Laren smiled. The Eletian she had spoken with had specified the day after tomorrow, but the king was showing he would not dance according to their whims by choosing the time. “Very well, sire.”

“You will not go without your guards,” the general said.

“Never fear,” Zachary replied, “I will come to no harm.”

The appointed day came with a cold misting rain that made Laren’s joints ache. Dressed in her formal uniform, she passed the morning in her office shuffling reports, awaiting the king’s word that the time had come to descend the Winding Way. But the day wore on, the bell down in the city tolling away the hours, and still the king’s word did not come. She loosened her stock and collar.

Eventually she gave up on trying to accomplish any work, and unwound her waist sash and took off her longcoat, and propped her feet on her bed and tilted her chair back, a cup of tea warming her achy hands. The pains came on her more fiercely than ever since the summer when the awakening of Mornhavon wreaked havoc with her special ability, its voice clamoring in her head, constant and unrelenting, which drove her to the brink of madness and suicide.

In the end, one who possessed her brooch two hundred years before her came to her in spirit form and helped her regain control. And after Mornhavon had been banished to the future, thanks to Karigan, the chaos his awakening caused settled down. No longer were there reports of villages vanishing or people turning to stone, and those that had were restored. All her Riders agreed their special abilities were functioning properly, as was her own.

Still, the pain in her joints hurt more than ever when she used her special ability in service to Zachary, but she spoke to no one about it, and swore Master Mender Destarion to secrecy about her need for willowbark tea. He wasn’t happy, but he provided her with what she wanted, and it gave her some measure of relief.

She supposed a lifetime of accidents and abuses to her body, and the fact she was entering her middling years, contributed to the pain. She just wasn’t able to recover from injuries as she had in her younger days. It was rare for one to remain a Green Rider as long as she had. Most either died in the course of their duties or their brooches abandoned them, releasing them from the call. The gods must have some purpose in mind for her, keeping her bound to the messenger service for so long. Even so, she tried as best as she could to prepare her Riders for the eventuality when she would not be there for them, a day when someone else must assume the role of Rider captain.

The bell tolled two hour and the light and shadows of her quarters shifted with the movement of the cloud-shrouded sun.

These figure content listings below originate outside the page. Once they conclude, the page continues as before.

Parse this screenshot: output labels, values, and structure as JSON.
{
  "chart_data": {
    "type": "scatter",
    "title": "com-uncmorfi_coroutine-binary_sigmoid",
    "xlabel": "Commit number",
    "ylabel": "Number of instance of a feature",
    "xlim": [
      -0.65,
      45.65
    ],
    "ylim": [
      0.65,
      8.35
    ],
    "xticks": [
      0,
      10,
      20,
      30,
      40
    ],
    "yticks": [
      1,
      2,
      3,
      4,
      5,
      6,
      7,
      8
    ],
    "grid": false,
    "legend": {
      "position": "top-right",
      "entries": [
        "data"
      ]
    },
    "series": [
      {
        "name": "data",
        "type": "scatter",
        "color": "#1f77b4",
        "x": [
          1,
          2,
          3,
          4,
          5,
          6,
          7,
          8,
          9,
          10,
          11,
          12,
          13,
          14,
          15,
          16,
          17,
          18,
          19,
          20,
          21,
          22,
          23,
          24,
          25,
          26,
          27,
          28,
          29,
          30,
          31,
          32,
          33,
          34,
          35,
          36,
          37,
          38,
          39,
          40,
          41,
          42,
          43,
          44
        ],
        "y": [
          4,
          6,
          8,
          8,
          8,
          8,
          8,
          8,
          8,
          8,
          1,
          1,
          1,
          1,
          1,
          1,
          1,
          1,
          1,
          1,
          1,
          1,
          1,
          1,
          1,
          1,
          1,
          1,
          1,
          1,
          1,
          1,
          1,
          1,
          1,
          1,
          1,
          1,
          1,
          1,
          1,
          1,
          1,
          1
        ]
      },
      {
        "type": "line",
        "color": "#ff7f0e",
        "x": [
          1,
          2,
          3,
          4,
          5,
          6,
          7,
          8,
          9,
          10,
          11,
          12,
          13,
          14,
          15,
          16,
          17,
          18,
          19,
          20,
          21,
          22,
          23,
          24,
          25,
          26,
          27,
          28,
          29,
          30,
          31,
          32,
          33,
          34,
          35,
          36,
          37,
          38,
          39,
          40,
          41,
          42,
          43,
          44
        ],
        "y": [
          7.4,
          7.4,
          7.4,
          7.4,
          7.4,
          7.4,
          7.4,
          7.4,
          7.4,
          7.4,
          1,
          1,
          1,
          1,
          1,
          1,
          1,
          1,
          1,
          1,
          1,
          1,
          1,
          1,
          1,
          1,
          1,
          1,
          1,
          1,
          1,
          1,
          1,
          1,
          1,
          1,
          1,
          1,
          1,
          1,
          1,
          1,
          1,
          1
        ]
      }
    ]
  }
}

If the king did not proceed soon to meet the Eletians, they’d be going in the dark, and she did not think that for the best.

She had not seen much beyond those tent flaps when beckoned forth to receive the word of the Eletians, nor when she delivered to them the king’s reply. A woman stood there in the shadows of the tent flaps, nothing to be revealed in the darkness beyond, and yet…

There was the sense of vast space and movement, like trees in a wood, the rustling she heard not the tent walls only, but a breeze through the boughs of limbs and leaves. She had an inexplicable feeling of an entire world beyond her sight, or maybe of a dream just on the rim of memory.

As she sat there considering it all, a knock came on the door. Laren rose and opened the door to find a Green Foot runner there, his hands clasped behind his back.

“The king says it is time to make ready, ma’am,” he said. “He plans to leave castle grounds in half an hour.”

“Please inform Lieutenant Connly as well.” Laren thanked the boy and hastened to tighten her stock. It was of the blue-green plaid like that worn by the First Rider so long ago, and so was her waistcoat. The present day Riders had adopted the colors into their uniforms to connect them to their heritage. She knotted her gold sash back into place and buckled on her swordbelt. Over her shoulder she slung the horn of the First Rider.